The operating system must implement an information system isolation boundary to minimize the number of non-security functions included within the boundary containing security functions.

Overview

Finding ID	Version	Rule ID	IA Controls	Severity
V-33116	SRG-OS-000136-NA	SV-43514r1_rule		Medium

Description
The operating system isolates security functions from non-security functions by means of an isolation boundary (implemented via partitions and domains) controlling access to and protecting the integrity of the hardware, software, and firmware that perform those security functions. The operating system maintains a separate execution domain (e.g., address space) for each executing process.
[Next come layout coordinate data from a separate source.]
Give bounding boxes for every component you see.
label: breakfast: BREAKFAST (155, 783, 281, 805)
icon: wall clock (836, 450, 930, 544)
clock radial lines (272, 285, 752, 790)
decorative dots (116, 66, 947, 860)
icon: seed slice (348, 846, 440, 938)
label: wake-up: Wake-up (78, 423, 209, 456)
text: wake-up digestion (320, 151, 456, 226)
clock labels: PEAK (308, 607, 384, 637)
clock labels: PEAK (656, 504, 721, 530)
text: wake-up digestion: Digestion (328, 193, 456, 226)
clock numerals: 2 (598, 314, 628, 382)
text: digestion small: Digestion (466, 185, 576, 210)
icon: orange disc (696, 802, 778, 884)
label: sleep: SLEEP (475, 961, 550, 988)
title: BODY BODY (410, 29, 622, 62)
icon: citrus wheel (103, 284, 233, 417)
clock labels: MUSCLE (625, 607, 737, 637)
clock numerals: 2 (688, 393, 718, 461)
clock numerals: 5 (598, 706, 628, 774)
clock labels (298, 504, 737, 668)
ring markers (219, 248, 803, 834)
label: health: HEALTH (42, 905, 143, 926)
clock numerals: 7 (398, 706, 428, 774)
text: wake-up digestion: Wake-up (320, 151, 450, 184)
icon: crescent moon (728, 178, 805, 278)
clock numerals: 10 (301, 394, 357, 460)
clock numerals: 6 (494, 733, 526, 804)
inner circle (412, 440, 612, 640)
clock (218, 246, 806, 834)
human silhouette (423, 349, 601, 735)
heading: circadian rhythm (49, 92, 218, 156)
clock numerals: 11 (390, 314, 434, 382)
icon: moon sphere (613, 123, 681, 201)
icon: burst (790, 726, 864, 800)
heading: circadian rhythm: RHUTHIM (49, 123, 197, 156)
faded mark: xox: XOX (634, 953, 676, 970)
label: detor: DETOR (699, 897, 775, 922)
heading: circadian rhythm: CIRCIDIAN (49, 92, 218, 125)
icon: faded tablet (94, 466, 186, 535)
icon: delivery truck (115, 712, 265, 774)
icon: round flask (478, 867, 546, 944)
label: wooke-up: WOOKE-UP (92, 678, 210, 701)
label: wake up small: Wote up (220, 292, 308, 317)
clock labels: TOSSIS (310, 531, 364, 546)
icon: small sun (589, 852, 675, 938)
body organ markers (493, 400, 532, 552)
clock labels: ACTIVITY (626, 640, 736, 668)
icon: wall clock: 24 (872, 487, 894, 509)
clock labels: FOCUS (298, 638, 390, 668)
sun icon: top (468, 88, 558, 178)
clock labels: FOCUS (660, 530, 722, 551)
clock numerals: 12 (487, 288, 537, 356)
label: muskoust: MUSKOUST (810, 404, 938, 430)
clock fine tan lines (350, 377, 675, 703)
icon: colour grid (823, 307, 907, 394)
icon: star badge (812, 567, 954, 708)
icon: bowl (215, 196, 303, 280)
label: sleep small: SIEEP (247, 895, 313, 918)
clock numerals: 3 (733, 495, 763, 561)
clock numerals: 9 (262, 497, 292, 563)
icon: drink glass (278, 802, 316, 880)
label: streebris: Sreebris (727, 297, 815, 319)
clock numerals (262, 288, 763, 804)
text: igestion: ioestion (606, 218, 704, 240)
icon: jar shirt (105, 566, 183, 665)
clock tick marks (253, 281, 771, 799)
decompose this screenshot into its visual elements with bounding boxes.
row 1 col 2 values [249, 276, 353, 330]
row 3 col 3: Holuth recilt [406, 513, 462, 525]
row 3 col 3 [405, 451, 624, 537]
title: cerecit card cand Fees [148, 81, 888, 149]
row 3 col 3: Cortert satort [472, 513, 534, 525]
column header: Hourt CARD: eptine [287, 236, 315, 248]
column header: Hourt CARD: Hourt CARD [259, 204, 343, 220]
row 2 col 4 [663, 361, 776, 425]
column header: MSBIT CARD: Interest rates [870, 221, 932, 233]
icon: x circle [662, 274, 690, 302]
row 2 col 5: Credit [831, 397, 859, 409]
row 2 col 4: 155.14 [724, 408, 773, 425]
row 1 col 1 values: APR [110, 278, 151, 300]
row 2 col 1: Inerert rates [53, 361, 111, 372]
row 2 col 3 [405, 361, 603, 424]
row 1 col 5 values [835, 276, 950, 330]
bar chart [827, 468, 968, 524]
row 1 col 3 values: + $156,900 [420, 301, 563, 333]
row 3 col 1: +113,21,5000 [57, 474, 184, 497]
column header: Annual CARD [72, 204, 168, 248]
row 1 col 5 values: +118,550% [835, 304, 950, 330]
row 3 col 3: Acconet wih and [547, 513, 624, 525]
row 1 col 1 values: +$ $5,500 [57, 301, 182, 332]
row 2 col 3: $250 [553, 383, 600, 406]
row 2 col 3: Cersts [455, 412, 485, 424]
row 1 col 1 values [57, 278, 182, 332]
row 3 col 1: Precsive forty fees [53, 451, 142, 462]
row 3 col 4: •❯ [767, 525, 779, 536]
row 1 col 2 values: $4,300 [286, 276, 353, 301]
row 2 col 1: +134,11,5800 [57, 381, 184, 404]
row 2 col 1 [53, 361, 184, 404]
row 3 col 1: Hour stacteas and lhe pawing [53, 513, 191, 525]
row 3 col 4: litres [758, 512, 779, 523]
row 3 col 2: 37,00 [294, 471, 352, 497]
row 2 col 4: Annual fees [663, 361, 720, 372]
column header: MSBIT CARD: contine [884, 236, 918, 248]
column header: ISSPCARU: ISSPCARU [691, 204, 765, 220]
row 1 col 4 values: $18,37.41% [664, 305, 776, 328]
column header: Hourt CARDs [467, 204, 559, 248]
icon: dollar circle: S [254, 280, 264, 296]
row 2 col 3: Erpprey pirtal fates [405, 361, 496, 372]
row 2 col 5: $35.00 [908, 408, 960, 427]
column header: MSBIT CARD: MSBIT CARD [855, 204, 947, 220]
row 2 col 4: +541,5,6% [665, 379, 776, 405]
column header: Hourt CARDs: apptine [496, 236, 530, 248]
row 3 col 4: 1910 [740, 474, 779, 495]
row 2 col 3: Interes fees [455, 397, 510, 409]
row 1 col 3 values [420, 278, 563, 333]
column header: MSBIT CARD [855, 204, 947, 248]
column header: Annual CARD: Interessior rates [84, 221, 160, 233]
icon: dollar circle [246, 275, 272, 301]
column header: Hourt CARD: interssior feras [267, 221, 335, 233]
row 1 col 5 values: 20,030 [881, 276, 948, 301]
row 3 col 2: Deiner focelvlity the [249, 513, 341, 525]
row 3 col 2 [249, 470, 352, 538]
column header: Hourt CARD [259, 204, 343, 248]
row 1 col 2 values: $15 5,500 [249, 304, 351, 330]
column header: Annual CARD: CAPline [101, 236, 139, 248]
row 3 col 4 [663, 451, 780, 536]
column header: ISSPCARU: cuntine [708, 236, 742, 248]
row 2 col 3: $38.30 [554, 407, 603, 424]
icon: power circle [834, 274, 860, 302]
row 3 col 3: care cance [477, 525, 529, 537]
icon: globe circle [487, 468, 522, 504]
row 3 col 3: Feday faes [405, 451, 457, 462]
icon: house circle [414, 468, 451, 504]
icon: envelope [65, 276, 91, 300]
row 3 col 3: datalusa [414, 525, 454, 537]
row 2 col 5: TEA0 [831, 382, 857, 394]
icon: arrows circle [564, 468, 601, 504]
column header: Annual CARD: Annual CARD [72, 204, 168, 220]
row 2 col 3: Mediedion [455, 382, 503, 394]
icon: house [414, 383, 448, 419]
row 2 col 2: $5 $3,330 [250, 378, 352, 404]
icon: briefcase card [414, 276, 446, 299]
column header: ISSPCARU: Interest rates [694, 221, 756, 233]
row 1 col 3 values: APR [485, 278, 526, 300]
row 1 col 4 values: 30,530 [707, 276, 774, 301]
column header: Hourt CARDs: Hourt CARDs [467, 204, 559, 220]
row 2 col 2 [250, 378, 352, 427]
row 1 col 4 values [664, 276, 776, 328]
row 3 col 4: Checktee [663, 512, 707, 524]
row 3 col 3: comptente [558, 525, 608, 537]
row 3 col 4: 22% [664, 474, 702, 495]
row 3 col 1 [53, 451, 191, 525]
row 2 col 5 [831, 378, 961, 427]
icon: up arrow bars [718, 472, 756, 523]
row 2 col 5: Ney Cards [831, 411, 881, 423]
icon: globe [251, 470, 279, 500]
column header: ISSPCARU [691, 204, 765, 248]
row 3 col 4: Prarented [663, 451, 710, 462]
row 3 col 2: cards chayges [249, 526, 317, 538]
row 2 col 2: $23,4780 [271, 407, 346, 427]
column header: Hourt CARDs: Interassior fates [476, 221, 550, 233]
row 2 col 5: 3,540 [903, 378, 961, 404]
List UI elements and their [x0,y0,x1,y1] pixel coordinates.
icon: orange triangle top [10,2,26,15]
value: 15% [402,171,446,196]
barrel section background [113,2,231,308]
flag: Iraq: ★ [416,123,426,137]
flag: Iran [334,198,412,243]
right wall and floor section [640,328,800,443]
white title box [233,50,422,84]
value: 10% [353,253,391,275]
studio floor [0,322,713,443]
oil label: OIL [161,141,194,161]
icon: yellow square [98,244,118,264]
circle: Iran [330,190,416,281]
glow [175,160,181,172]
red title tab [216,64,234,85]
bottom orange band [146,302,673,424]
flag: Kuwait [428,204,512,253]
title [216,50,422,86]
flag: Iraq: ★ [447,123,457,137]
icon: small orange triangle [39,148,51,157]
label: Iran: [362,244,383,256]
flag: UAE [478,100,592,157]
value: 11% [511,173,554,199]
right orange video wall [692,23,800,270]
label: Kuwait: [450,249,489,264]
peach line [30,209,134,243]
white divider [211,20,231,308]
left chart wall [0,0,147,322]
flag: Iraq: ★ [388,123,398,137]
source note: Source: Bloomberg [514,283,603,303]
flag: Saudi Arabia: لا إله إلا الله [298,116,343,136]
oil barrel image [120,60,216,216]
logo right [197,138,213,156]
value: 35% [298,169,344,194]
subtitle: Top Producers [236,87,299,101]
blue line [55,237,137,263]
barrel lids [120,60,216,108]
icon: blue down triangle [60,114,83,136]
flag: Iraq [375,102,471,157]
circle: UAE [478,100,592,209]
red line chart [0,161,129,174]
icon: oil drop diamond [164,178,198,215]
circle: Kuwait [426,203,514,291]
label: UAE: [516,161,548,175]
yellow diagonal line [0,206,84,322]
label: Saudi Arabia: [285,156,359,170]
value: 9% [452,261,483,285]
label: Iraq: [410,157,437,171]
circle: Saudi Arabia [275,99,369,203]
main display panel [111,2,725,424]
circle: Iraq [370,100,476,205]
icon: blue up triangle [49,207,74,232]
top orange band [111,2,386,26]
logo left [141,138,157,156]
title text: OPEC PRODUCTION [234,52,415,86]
Rationale for non-applicability: For the purposes of this IA control, a mobile OS is assumed to support a single user security domain.

Description

The operating system isolates security functions from non-security functions by means of an isolation boundary (implemented via partitions and domains) controlling access to and protecting the integrity of the hardware, software, and firmware that perform those security functions. The operating system maintains a separate execution domain (e.g., address space) for each executing process. Rationale for non-applicability: For the purposes of this IA control, a mobile OS is assumed to support a single user security domain.

STIG	Date
Mobile Operating System Security Requirements Guide	2013-07-03

Details

Check Text ( C-41375r1_chk )
This requirement is NA for the Mobile OS SRG.

Fix Text (F-37016r1_fix)
The requirement is NA. No fix is required.